Citizens for Balanced Use v. Maurier

Citizens for Balanced Use v. Maurier, 2013 MT 166 (June 19, 2013) (7-0) (McGrath, C.J.; Rice, J., concurring)

Issue: Whether the district court properly issued a preliminary injunction on the basis that the Department of Fish, Wildlife & Parks had violated § 87-1-216, MCA, by transferring bison to the Ft. Peck Reservation.
Short Answer: No. Tribal lands are not “private or public lands in Montana,” and the statute therefore does not apply.

Facts: Section 87-1-216, MCA, designates Yellowstone bison as a species requiring disease control, and other wild buffalo” as a “species in need of management.” Subsection (4) provides that DFWP “may not release, transplant, or allow wild buffalo or bison on any private of public land in Montana that has not been authorized for that use by the private or public landowner.” It requires DFWP to develop and adopt a management plan before any wild buffalo under the department’s jurisdiction are released or transplanted onto “private or public land in Montana.” § 87-1-216(5). DFWP must hold a public hearing in the “affected county or counties,” and provide for public comment. § 87-1-216(6).
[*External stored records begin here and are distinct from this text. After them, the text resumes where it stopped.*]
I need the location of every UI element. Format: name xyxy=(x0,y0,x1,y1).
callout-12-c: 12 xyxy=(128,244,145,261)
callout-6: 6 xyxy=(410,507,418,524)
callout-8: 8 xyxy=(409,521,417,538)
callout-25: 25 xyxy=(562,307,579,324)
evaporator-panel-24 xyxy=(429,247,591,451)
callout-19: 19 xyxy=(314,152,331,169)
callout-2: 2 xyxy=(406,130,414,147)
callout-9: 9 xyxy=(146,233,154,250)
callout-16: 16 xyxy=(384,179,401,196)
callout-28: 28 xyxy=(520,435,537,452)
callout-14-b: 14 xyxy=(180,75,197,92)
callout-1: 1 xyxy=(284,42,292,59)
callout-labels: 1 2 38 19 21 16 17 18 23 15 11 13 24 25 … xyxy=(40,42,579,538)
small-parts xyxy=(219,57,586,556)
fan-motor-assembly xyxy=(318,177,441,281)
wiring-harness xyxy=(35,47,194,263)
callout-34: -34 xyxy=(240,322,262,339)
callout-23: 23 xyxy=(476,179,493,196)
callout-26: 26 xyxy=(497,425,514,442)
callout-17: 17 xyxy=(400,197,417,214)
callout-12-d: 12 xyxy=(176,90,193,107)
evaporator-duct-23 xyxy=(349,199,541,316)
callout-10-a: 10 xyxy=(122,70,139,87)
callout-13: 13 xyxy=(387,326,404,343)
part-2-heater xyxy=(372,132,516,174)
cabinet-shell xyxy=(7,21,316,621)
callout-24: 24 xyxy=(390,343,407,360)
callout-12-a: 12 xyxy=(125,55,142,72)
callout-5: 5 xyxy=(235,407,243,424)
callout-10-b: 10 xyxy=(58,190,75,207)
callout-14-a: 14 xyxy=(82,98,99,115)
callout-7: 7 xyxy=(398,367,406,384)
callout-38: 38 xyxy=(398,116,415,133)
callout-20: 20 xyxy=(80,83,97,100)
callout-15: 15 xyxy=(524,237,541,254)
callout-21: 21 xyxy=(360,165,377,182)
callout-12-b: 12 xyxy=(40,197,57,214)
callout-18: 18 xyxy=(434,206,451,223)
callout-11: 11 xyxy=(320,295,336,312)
In 2004, the DFWP, National Park Service, and federal Animal and Plant Health Inspection Service began a quarantine program to isolate and study bison that migrated out of Yellowstone Park into Montana. The goal was to create a brucellosis-free herd that could eventually be relocated. DFWP established a quarantine facility just north of Yellowstone in 2005. In 2011, after five years of quarantine and testing, the DFWP considered relocating 60 bison from the quarantine facility. It released a draft environmental assessment in September 2011. In December 2011, it decided to transfer the animals to an existing 4800-acre pasture on the Ft. Peck Reservation in northeastern Montana, and to eventually transfer half of those animals to the Ft. Belknap Reservation, once suitable pasture is established there.

DFWP entered into a Memorandum of Understanding with the Ft. Peck Tribes on March 16, 2012, and most of the bison were transported to the reservation three days later. Under the MOU, the tribes agreed to continue the quarantine testing, adequately fence the animals, act within 72 hours to return any escaped bison, and maintain insurance to cover damages caused by escapes. Half of the animals are to be shipped to Ft. Belknap as soon as adequate facilities are built there.

Procedural Posture & Holding: Plaintiffs filed suit in January 2012, challenging the DFWP action and seeking to enjoin the bison transport. They applied for a TRO against the March 19, 2012 shipment of bison, but the district court denied the application because of procedural defects. Plaintiffs filed a new application on March 22, after the final shipment of bison to Ft. Peck had taken place. Subsequently, the district court held a hearing and issued a preliminary injunction. The state and intervenor defendants appeal, and the Supreme Court reverses.

Reasoning: A preliminary injunction is designed to maintain the status quo and prevent irreparable injury from occurring while a case is litigated. It is not available to restrain an act already committed.

The district court concluded DFWP violated § 87-1-216, MCA, by transferring the bison to Ft. Peck without consent of the affected landowners, and without having first adopted a management plan. The bison had already been transferred, and the Plaintiffs did not seek removal of the bison from Ft. Peck.

The statute applies when “wild buffalo or bison” are relocated to “private or public land in Montana.” A wild buffalo or bison “has not been reduced to captivity and is not owned by a person.” § 81-1-1-01(6); § 87-2-101(1). The quarantined bison have been captive for many years and are arguably not wild buffalo or bison. However, the parties did not raise this issue and it was not addressed by the lower court.

The district court concluded that the plain meaning of “public or private land in Montana” included tribal lands. The Supreme Court disagrees. Reservations and tribal lands are neither public nor private property. The Montana Legislature has enacted many statutes expressly referencing tribes. The lack of such reference in § 87-1-216 means the legislature did not intend the statute to apply to the transfer of quarantined bison to tribal lands.

Additionally, the balance of equities does not favor the Plaintiffs.

Justice Rice’s Concurrence: Any ambiguity in § 87-1-216 is resolved by the legislative history. During the floor debate, the House sponsor said that the statute “would have no effect on the tribe’s ability to receive buffalo” from FWP. ¶ 33. Nonetheless, “For a department of state government to deploy state resources pursuant to a contract it has entered while having no idea to what judicial forum it can turn to ensure that the contractual obligations made to the state will be enforced, and the state’s interest protected, is no less than maladministration.” ¶ 34.